Slechts op één punt wijkt de sociaaldemocratische verklaring af van het schema der regering: zij stelt op de voorgrond van de oriëntatie de Russische despotie als het gevaar voor de vrijheid van Duitsland. In de troonrede werd met betrekking tot Rusland met leedwezen gezegd: Met een bezwaard hart heb ik mijn leger tegen een buurman moeten mobiliseren met wie het op vele slagvelden gemeenschappelijk gevochten heeft. Met oprecht leed zag ik een door Duitsland trouw gehandhaafde vriendschap verbreken. De sociaaldemocratische fractie heeft de smartelijke breuk van een trouw gehandhaafde vriendschap met het Russische tsarisme in een fanfare voor de vrijheid tegen de despotie omgewerkt en zo op het enige punt waar zij zelfstandigheid tegenover de regeringsverklaring aan de dag legt revolutionaire overleveringen van het socialisme gebruikt om de oorlog democratisch te adelen, aan hem een nationale glans te verlenen.
Dit alles ontdekte de sociaaldemocratie zoals reeds gezegd is, heel plotseling op 4 augustus. Al hetgeen zij tot die dag toe, nog op de vooravond van het uitbreken van de oorlog zei, was in lijnrechte strijd met de verklaring van de fractie.
Dit alles werd de sociaaldemocratie, zoals gezegd heel plotseling op 4 augustus duidelijk. Alles wat zij tot op die dag, wat zij daags voor het uitbreken van de oorlog gezegd had, was juist het tegendeel van de verklaring der Rijksdagfractie. Zo schreef de Vorwärts op 25 juli toen het Oostenrijkse ultimatum aan Servië gepubliceerd werd dat de oorlog deed ontbranden: Zij willen de oorlog, de gewetenloze elementen, die in de hofburcht te Wenen invloed hebben en uitsluitsel geven. Zij willen de oorlog uit het wilde geschreeuw van de zwartgele ophitsingspers bleek dat sedert weken.
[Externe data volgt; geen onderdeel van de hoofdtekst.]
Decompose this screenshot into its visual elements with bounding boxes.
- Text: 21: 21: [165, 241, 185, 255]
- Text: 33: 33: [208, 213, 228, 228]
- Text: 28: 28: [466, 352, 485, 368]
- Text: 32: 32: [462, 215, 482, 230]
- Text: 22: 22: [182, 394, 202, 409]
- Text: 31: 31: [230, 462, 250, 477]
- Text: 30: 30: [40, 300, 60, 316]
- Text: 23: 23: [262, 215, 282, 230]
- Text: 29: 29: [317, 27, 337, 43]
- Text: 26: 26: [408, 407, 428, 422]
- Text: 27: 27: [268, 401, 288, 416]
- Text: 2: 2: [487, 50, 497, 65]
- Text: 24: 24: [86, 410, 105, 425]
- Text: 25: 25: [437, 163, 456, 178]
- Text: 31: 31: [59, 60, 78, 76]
Zij willen de oorlog, het Oostenrijkse ultimatum aan Servië maakt het aan de gehele wereld duidelijk.
Omdat het bloed van Frans Ferdinand en zijn vrouw door de schoten van een dwaze fanatieker vergoten is, moet het bloed vloeien van duizenden arbeiders en boeren, moet een waanzinnige misdaad door een nog veel waanzinniger misdaad overtroffen worden! Het Oostenrijkse ultimatum aan Servië kan het stukje papier zijn, waarmee Europa aan alle vier hoeken in brand wordt gestoken! Want dit ultimatum is in zijn formulering en eisen zo onbeschaamd, dat een Servische regering, die deemoedig voor deze nota zou terugwijken met de mogelijkheid moet rekenen door de volksmassa tussen het middag en avondeten te worden weggejaagd. Een wandaad van de chauvinistische pers van Duitsland was het de dierbare bondgenoot in zijn begeerte naar oorlog zo sterk mogelijk aan te sporen en zonder twijfel heeft ook de heer von Bethmann-Hollweg aan de heer Berchtold dekking in de rug beloofd. Maar in Berlijn speelt men daarmee een precies even gevaarlijk spel als in Wenen.
De Leipziger Volkszeitung schreef op 24 juli:
De militaire partij van Oostenrijk... zet alles op één kaart daar het nationale en militaire chauvinisme in geen enkel land van de wereld iets te verliezen heeft... In Oostenrijk zijn de chauvinistische kringen heel speciaal bankroet, hun nationaal gehuil moet hun maatschappelijke ondergang verbergen en de roof en moord van de oorlog hun kasten vullen.
De Dresdener Volkszeitung schreef dezelfde dag:
...voorlopig zijn de oorlogsophitsers op het Weense balplein nog altijd in gebreke de afdoende bewijzen te brengen die Oostenrijk het recht zouden geven aan Servië eisen te stellen. Zolang de Oostenrijkse regering daartoe niet in staat is, stelt zij zich zelf met haar provocerende, beledigende twistzoekerij met Servië tegenover geheel Europa in het ongelijk en zelfs als de Servische schuld bewezen zou zijn wanneer onder de ogen van de Servische regering de aanslag van Sarajevo voorbereid zou zijn, zouden de in de nota gestelde eisen ver boven alle normale grenzen uitgaan. Slechts de lichtzinnigste oorlogsplannen van een regering kunnen zulk een stellingname tegenover een andere staat verklaarbaar maken.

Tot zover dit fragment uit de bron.